Pendahuluan: Kosmetik menjadi kebutuhan manusia khususnya kaum perempuan yang tidak bisa
dipandang dengan sebelah mata lagi, semakin terasa bahwa kebutuhan terhadap kosmetik yang
beraneka bentuk dengan ragam warna dan keunikan kemasan, serta keunggulan dalam memberikan
fungsi bagi konsumen, hal tersebut menuntut industri kosmetik untuk terus mengembangkan
teknologi yang tidak saja mencakup kemasan dari kosmetik itu sendiri namun juga cara
menggunakannya. Penggunaan kosmetik harus disesuaikan dengan aturan pakai yang telah tercantum
di balik kemasan, misalnya harus sesuai jenis kulit, iklim, cuaca, waktu penggunaan, umur, dan
jumlah pemakaiannya sehingga tidak menimbulkan efek yang tidak diinginkan (Pangaribuan, 2017).

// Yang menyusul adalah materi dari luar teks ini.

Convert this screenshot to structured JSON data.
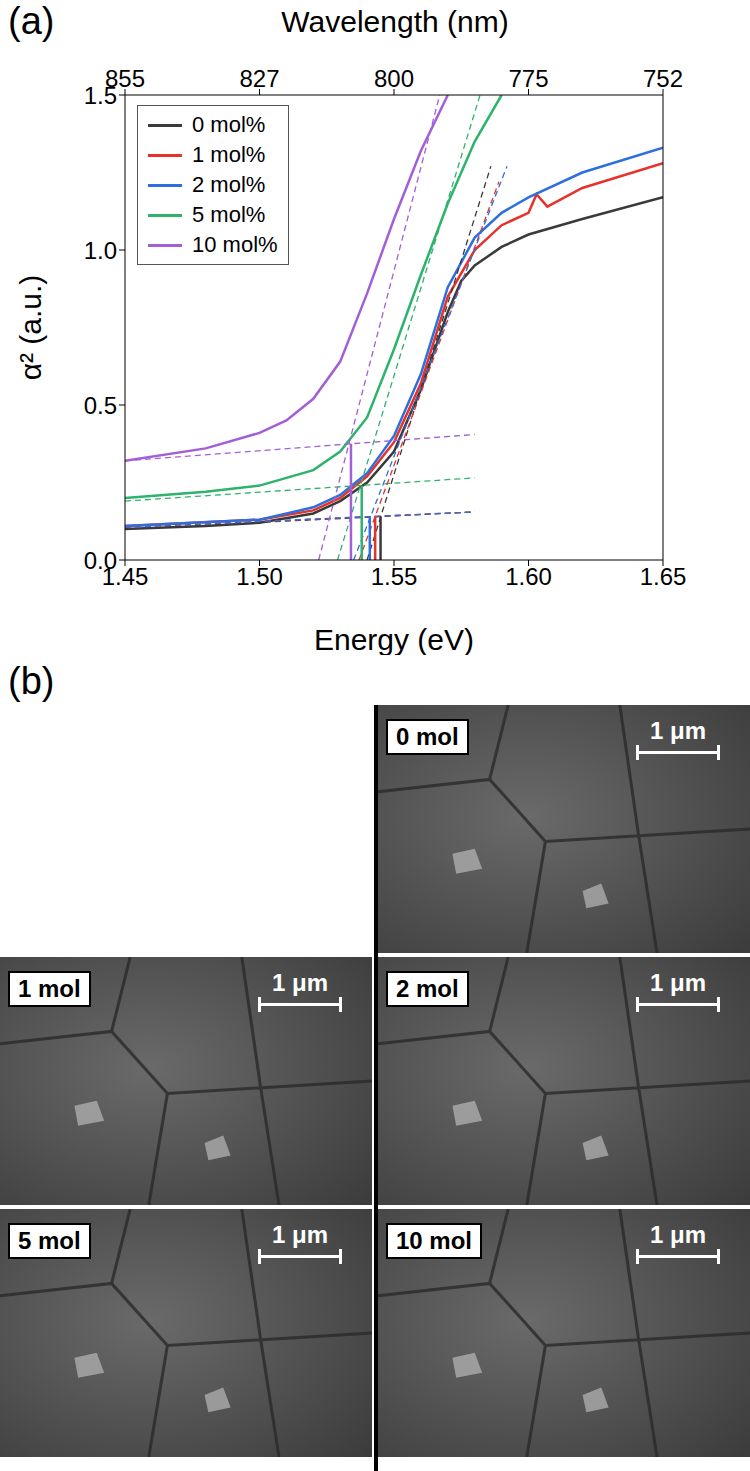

Banyaknya kosmetik yang beredar dipasaran dengan kandungan kimia tertentu didalamnya membuat
pengguna merasa harus lebih berhati-hati dalam memilih kosmetik yang aman. Penambahan bahan
kimia dalam kosmetik bertujuan antara lain sebagai pengawet. Dengan adanya pengawet diharapkan
produk kosmetik tersebut bisa digunakan dalam jangka waktu yang lama.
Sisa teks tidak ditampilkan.